Saya menyudahi pikiran saya dan apa yang saya rasakan. Mungkin berbeda dengan saya, ayah dan Yohan tidak merasakannya akibat mereka tidak memiliki sistem penilaian seperti saya. Memiliki ini saya seolah bisa menilai bahkan seluruh dunia pun mungkin.
Lalu kami masuk ke dalam Gereja Suci Lindon yang megah. Bahkan hanya dengan masuk ke dalam gerbang depan saja sudah besar dengan pintu dua sisi yang menjulang dan besar. Kami masuk ke dalam dan menuju resepsionis yang menjaga pintu depan.
“Apa ada yang bisa saya bantu?”
Dia terlihat seperti seorang Priest sama seperti ayah saya dengan seragam yang berbeda tentunya. Tapi, bisa sata rasakan aliran sihir di dalam wanita ini terasa lebih kental daripada ayah saya.
Lalu ayah saya mengambil untuk menjawab dan mengeluarkan sesuatu dari dalam tas kantongnya. Itu adalah sebuah token miliknya yang dia gunakan di pos keamanan ketika kami masuk ke dalam ibu kota.
“Saya ingin mendaftarkan kedua putraku.”
Priest itu mengambil dan meneliti token tersebut. Dan kemudian dia terkejut dan eskpresinya menjadi kaku dan tiba-tiba dia menjadi gugup untuk mempersiapkan semua formulir yang di butuhkan oleh kami.
“I-ini tuan silahkan isi formulir tersebut.” dengan ramah namun masih gugup dia hanya mengakhiri kalimatnya dengan seruan ‘Haha’ pada kalimatnya. Saya merasa sedikit aneh dengan mengapa responnya begitu berubah drastis, namun saya kembali fokus kepada formulir dan mengisinya.
Beberapa menit berlalu. Saya dan Yohan telah menyelesaikan tiga lembar formulir kami. Masing-masing formulir bisa diketahui dengan jelas. Satu untuk identitas, kedua untuk ujian apa yang akan kami ikuti, seperti ingin menjadi Paladin atau seorang Priest atau mungkin bisa Saint jika tingkat kekuatan sucinya tinggi. Dan yang terakhir adalah atribut kami dan afinitas yang kami milikki.
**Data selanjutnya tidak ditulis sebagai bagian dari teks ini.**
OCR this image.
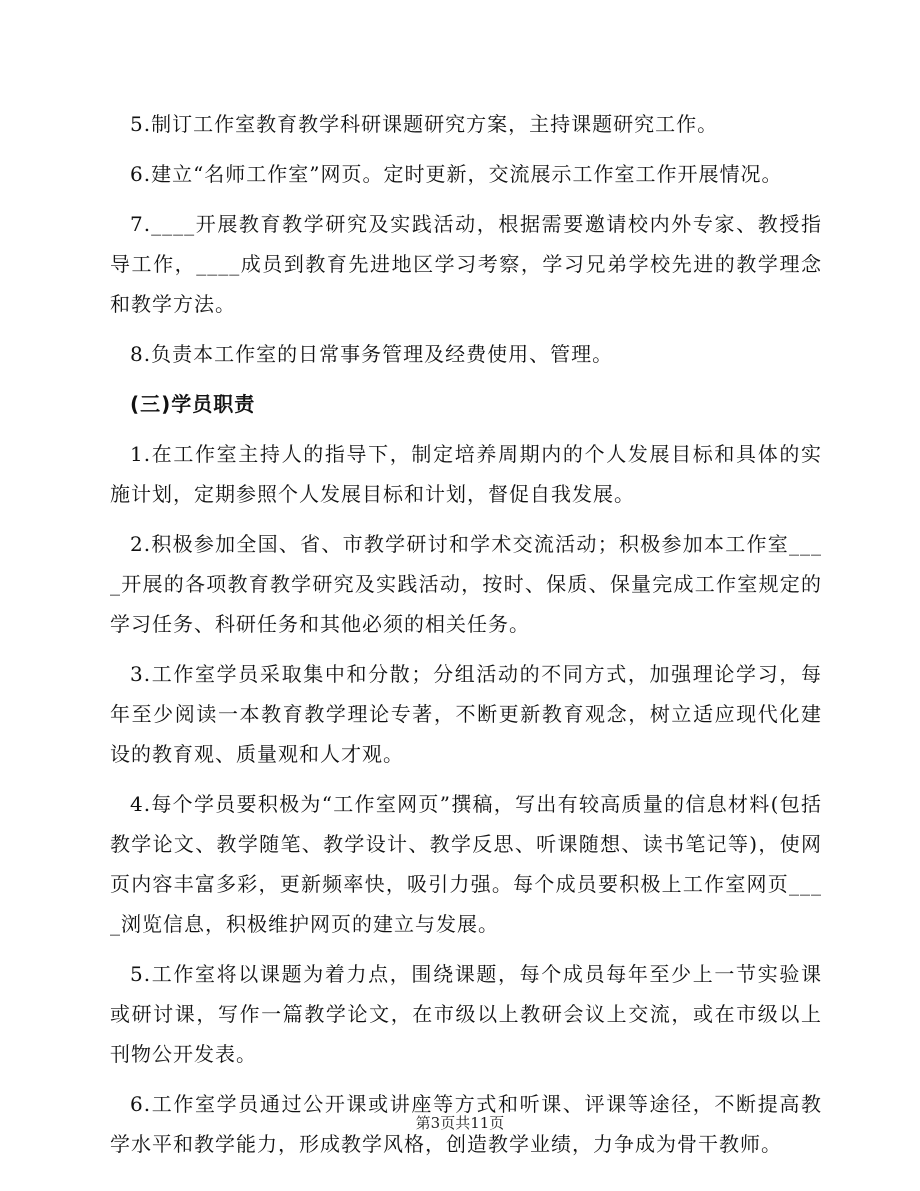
5.制订工作室教育教学科研课题研究方案，主持课题研究工作。

6.建立“名师工作室”网页。定时更新，交流展示工作室工作开展情况。

7.____开展教育教学研究及实践活动，根据需要邀请校内外专家、教授指导工作，____成员到教育先进地区学习考察，学习兄弟学校先进的教学理念和教学方法。

8.负责本工作室的日常事务管理及经费使用、管理。

(三)学员职责

1.在工作室主持人的指导下，制定培养周期内的个人发展目标和具体的实施计划，定期参照个人发展目标和计划，督促自我发展。

2.积极参加全国、省、市教学研讨和学术交流活动；积极参加本工作室____开展的各项教育教学研究及实践活动，按时、保质、保量完成工作室规定的学习任务、科研任务和其他必须的相关任务。

3.工作室学员采取集中和分散；分组活动的不同方式，加强理论学习，每年至少阅读一本教育教学理论专著，不断更新教育观念，树立适应现代化建设的教育观、质量观和人才观。

4.每个学员要积极为“工作室网页”撰稿，写出有较高质量的信息材料(包括教学论文、教学随笔、教学设计、教学反思、听课随想、读书笔记等)，使网页内容丰富多彩，更新频率快，吸引力强。每个成员要积极上工作室网页____浏览信息，积极维护网页的建立与发展。

5.工作室将以课题为着力点，围绕课题，每个成员每年至少上一节实验课或研讨课，写作一篇教学论文，在市级以上教研会议上交流，或在市级以上刊物公开发表。

6.工作室学员通过公开课或讲座等方式和听课、评课等途径，不断提高教学水平和教学能力，形成教学风格，创造教学业绩，力争成为骨干教师。

第3页共11页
Tetapi, tentu saja saya dan Yohan saling melirik ketika mengisi formulir terakhir. Kami tidak benar-benar mengisinya dengan jawaban jujur.
“Baiklah, saya sudah menerima formulir ini. Atas nama tuan Yohan, anda bisa mengikuti ujian yang akan diadakan 15 menit lagi di area pelatihan.”
Yohan mengangguk dan melihat ayah disana mereka hanya bertatapan dan terakhir hanya mengangguk yakin.
“Al, aku pergi. Semoga berhasil.”
“Kakak juga. Semoga berhasil dan hati-hati.”
Seperti mengantar kepergiannya saya hanya bisa melihat punggungnya yang tidak lebih lebar dari saya, namun itu terasa akan sangat jauh dan nantinya akan lebih lebar lagi, ketika saya mengalihkan pandangan darinya. Dia hanya tersenyum dengan keyakinan.
Mungkin karena itulah dia terpilih sebagai ‘Descendant of Diligent’ sebagai salah satu Job nya.
Saya disini hanya berharap dia bisa meraih mimpinya dengan menjadi seorang Paladin. Dengan kakak yang menjadi Paladin, maka saya juga akan berusaha yang terbaik. Agar keluarga kami bisa hidup lebih baik daripada ini.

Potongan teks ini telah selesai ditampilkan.